Sonia Elvireanu, Le chant de la mer à l’ombre du héron cendré, poèmes, éditions L’Harmattan, 2021.

Convaincue de transparence solaire, Sonia étale son ressenti d’un paysage à l’autre, passant d’un pays enneigé à la lueur diffusée dans les branches d’un palmier comme on ouvrirait ses doigts en les écartant de mots pour voir entre eux le soleil réverbérant, quand il neige ou quand le soleil étale ses rayons, le cri silencieux des morts recouverts d’une terrible unicité survolée de hérons gris ou de cormorans suivant la position émotive de la poète.

On songe très vivement au texte de Milosz avec « tous les morts sont ivres de pluie vieille et sale au cimetière étrange de Lofoten » avec cette sorte d’obsession d’une présence-absence qui parcourt tout ce recueil où des ailes de lumière se font insistantes à vouloir rendre la vie permanente à partir d’une sorte de vide. On pourrait comparer les oiseaux de Sonia à la grandeur des âmes qu’elle côtoie, celles de « ceux (qui) / depuis longtemps/ partis/ errent sans fin/ au creux/ de nos oublis ».

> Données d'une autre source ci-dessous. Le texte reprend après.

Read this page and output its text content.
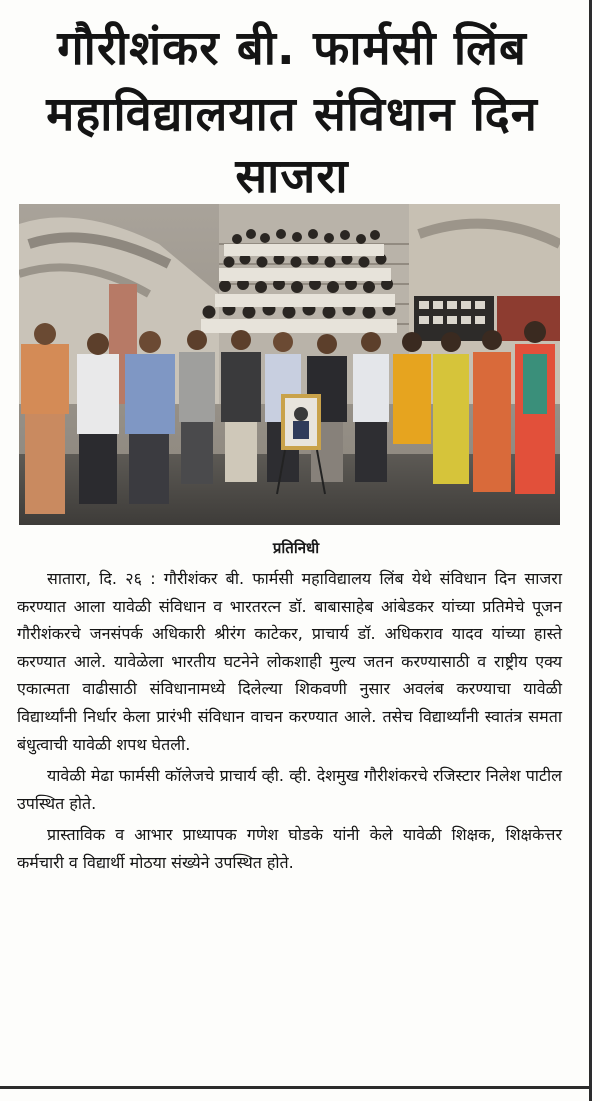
गौरीशंकर बी. फार्मसी लिंब
महाविद्यालयात संविधान दिन साजरा
प्रतिनिधी

सातारा, दि. २६ : गौरीशंकर बी. फार्मसी महाविद्यालय लिंब येथे संविधान दिन साजरा करण्यात आला यावेळी संविधान व भारतरत्न डॉ. बाबासाहेब आंबेडकर यांच्या प्रतिमेचे पूजन गौरीशंकरचे जनसंपर्क अधिकारी श्रीरंग काटेकर, प्राचार्य डॉ. अधिकराव यादव यांच्या हास्ते करण्यात आले. यावेळेला भारतीय घटनेने लोकशाही मुल्य जतन करण्यासाठी व राष्ट्रीय एक्य एकात्मता वाढीसाठी संविधानामध्ये दिलेल्या शिकवणी नुसार अवलंब करण्याचा यावेळी विद्यार्थ्यांनी निर्धार केला प्रारंभी संविधान वाचन करण्यात आले. तसेच विद्यार्थ्यांनी स्वातंत्र समता बंधुत्वाची यावेळी शपथ घेतली.

यावेळी मेढा फार्मसी कॉलेजचे प्राचार्य व्ही. व्ही. देशमुख गौरीशंकरचे रजिस्टार निलेश पाटील उपस्थित होते.

प्रास्ताविक व आभार प्राध्यापक गणेश घोडके यांनी केले यावेळी शिक्षक, शिक्षकेत्तर कर्मचारी व विद्यार्थी मोठया संख्येने उपस्थित होते.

Il n’y a pas de peur, ni de crainte à avoir mais seulement une sorte de reconnaissance du vécu quand la poète dit : « la nuit/ te hume/ mon amour/ ne t’effraie pas/ les feuilles ne meurent/ qu’une fois », les poèmes répétant l’absence de l’oubli, ce qui rend la vie très présente surtout quand Sonia l’immobilise d’une sorte de gel apaisé par une neige ayant vocation de manteau protecteur :

« Il neige/ sur les regards/ éteints/ par l’attente/ là-bas au loin/ la Sibérie gelée/sombre dans l’oubli ».

Puis, comme surgie d’un autre paysage, d’une autre époque et parfois avec des espèces d’oiseaux différentes comme pour rendre un film de vie crédible à la façon d’un kaléidoscope avec des scènes diversifiées en des lieux divers, « une cigale/ crisse /la mélancolie sous la (ma) fenêtre », cette cigale étant peut-être la poète elle-même quand, de bon conseil, elle utilise un tutoiement de proximité révélant l’intensité de ce qu’elle exprime : « ne dis jamais/ adieu/ aux paroles/ laisse-leur/ le temps/ de se reposer en toi ».

La multiplicité des paysages converge vers l’universalité du ressenti quand, dans le titre lui-même il y a ce raccourci entre le héron (qui est plutôt un oiseau d’eaux douces) et la référence plutôt pensée de façon marine quand Sonia écrit :

« Ma mer /au crépuscule/ la lumière frémit/ dans ses profondeurs », unissant ainsi la terre, la mer et le ciel avec la convergence des oiseaux déployant de longues et lentes ailes nostalgiques, avec cet épanouissement vers l’éternité :

« vers toi/ ô ciel/ s’élève/ ma prière ».